Financial Literacy Skills

  • Identifying bills and coins
  • Counting
  • Combining amounts
  • Critical thinking

Mathematical skills are a crucial component of early childhood development, and Money Bags encourages algebraic thinking in children. Moreover, it also teaches money management with its realistic dollar bills and cents.

3. The Game of Life

Created nearly 160 years ago by Milton Bradley, The Game of Life board game continues to educate and entertain families by replicating the unpredictable twists and turns of life.


There are several editions of the Game of Life, but the classic one costs about $20. Alternatively, the newer Electronic Banking edition sells for $25 which combines classic tabletop gameplay with an interactive digital card system.


This board game is ideal for two to six players, aged 8 and older.

Financial Literacy Skills

  • Effects of education and career choice on income
  • Financial consequences of losing a job, having children, and getting sued
  • Car and mortgage payments
  • Taxes
  • Debt

Experiencing life’s milestones, players will balance chance and choice when deciding on college, career, salary, marriage, children, and homeownership. Critical financial moves made during gameplay significantly impacts the outcome of each player’s net worth upon retirement.

4. Pay Day

Made by Parker Brothers, Pay Day was launched in 1975. The game board resembles a calendar and allows players to earn a wage at the end of the month after accumulating bills and expenses. To secure a win, a player must prove their budgeting skills and save as much money as possible by the game’s end.


Another board game with several iterations, Pay Day retails for about $20. For individuals seeking an extra challenge, consider Big Pay Day, a customizable $50 version that allows to add events and change the number of days in the month.


This board game is best suited for two to four players, aged 8 and up.

Financial Literacy Skills

  • The difference between income and expenses
  • Budgeting
  • Paying bills and loans
  • Creating an emergency fund

Pay Day simulates money management by asking players to allocate their monthly paycheck in order to meet monthly expenses, while simultaneously building a savings fund.

5. Monopoly

Did you know that Monopoly was originally intended to teach the concept of income inequality? Before the famous board game was sold to Parker Brothers it was called the Landlord’s Game. It was created by Lizzie Magie, an artist, writer, feminist, and inventor. Monopoly continues to enchant by allowing players to buy, sell, and dream their way to wealth.


There are several iterations of this classic board game, but Monopoly costs about $20. Families might enjoy the updated Ultimate Banking edition for $25, which includes bank cards and a card reader for cashless transactions.

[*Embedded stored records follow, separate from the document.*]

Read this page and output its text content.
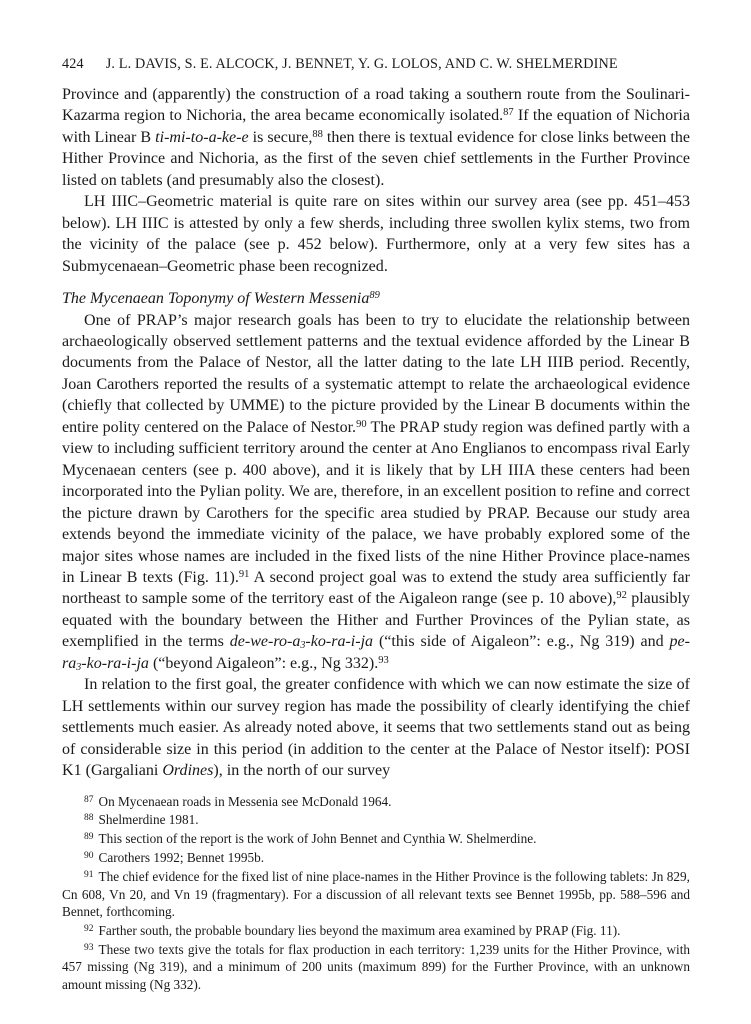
424 J. L. DAVIS, S. E. ALCOCK, J. BENNET, Y. G. LOLOS, AND C. W. SHELMERDINE

Province and (apparently) the construction of a road taking a southern route from the Soulinari-Kazarma region to Nichoria, the area became economically isolated.$^{87}$ If the equation of Nichoria with Linear B ti-mi-to-a-ke-e is secure,$^{88}$ then there is textual evidence for close links between the Hither Province and Nichoria, as the first of the seven chief settlements in the Further Province listed on tablets (and presumably also the closest).

LH IIIC–Geometric material is quite rare on sites within our survey area (see pp. 451–453 below). LH IIIC is attested by only a few sherds, including three swollen kylix stems, two from the vicinity of the palace (see p. 452 below). Furthermore, only at a very few sites has a Submycenaean–Geometric phase been recognized.

The Mycenaean Toponymy of Western Messenia$^{89}$

One of PRAP’s major research goals has been to try to elucidate the relationship between archaeologically observed settlement patterns and the textual evidence afforded by the Linear B documents from the Palace of Nestor, all the latter dating to the late LH IIIB period. Recently, Joan Carothers reported the results of a systematic attempt to relate the archaeological evidence (chiefly that collected by UMME) to the picture provided by the Linear B documents within the entire polity centered on the Palace of Nestor.$^{90}$ The PRAP study region was defined partly with a view to including sufficient territory around the center at Ano Englianos to encompass rival Early Mycenaean centers (see p. 400 above), and it is likely that by LH IIIA these centers had been incorporated into the Pylian polity. We are, therefore, in an excellent position to refine and correct the picture drawn by Carothers for the specific area studied by PRAP. Because our study area extends beyond the immediate vicinity of the palace, we have probably explored some of the major sites whose names are included in the fixed lists of the nine Hither Province place-names in Linear B texts (Fig. 11).$^{91}$ A second project goal was to extend the study area sufficiently far northeast to sample some of the territory east of the Aigaleon range (see p. 10 above),$^{92}$ plausibly equated with the boundary between the Hither and Further Provinces of the Pylian state, as exemplified in the terms $de-we-ro-a_3-ko-ra-i-ja$ (“this side of Aigaleon”: e.g., Ng 319) and $pe-ra_3-ko-ra-i-ja$ (“beyond Aigaleon”: e.g., Ng 332).$^{93}$

In relation to the first goal, the greater confidence with which we can now estimate the size of LH settlements within our survey region has made the possibility of clearly identifying the chief settlements much easier. As already noted above, it seems that two settlements stand out as being of considerable size in this period (in addition to the center at the Palace of Nestor itself): POSI K1 (Gargaliani Ordines), in the north of our survey

$^{87}$ On Mycenaean roads in Messenia see McDonald 1964.

$^{88}$ Shelmerdine 1981.

$^{89}$ This section of the report is the work of John Bennet and Cynthia W. Shelmerdine.

$^{90}$ Carothers 1992; Bennet 1995b.

$^{91}$ The chief evidence for the fixed list of nine place-names in the Hither Province is the following tablets: Jn 829, Cn 608, Vn 20, and Vn 19 (fragmentary). For a discussion of all relevant texts see Bennet 1995b, pp. 588–596 and Bennet, forthcoming.

$^{92}$ Farther south, the probable boundary lies beyond the maximum area examined by PRAP (Fig. 11).

$^{93}$ These two texts give the totals for flax production in each territory: 1,239 units for the Hither Province, with 457 missing (Ng 319), and a minimum of 200 units (maximum 899) for the Further Province, with an unknown amount missing (Ng 332).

Monopoly typically includes two to eight players and is well-suited for group play with a minimum age requirement of 8 years old.

Financial Literacy Skills

  • Managing money
  • Balancing income, saving, and investing
  • Financial transactions and negotiations
  • Real estate
  • Taxes

The premise of Monopoly is to amass properties and then construct homes and hotels in order to charge other players who visit your real estate holdings. The winner has the best money management skills determined by the highest net worth in terms of property and cash.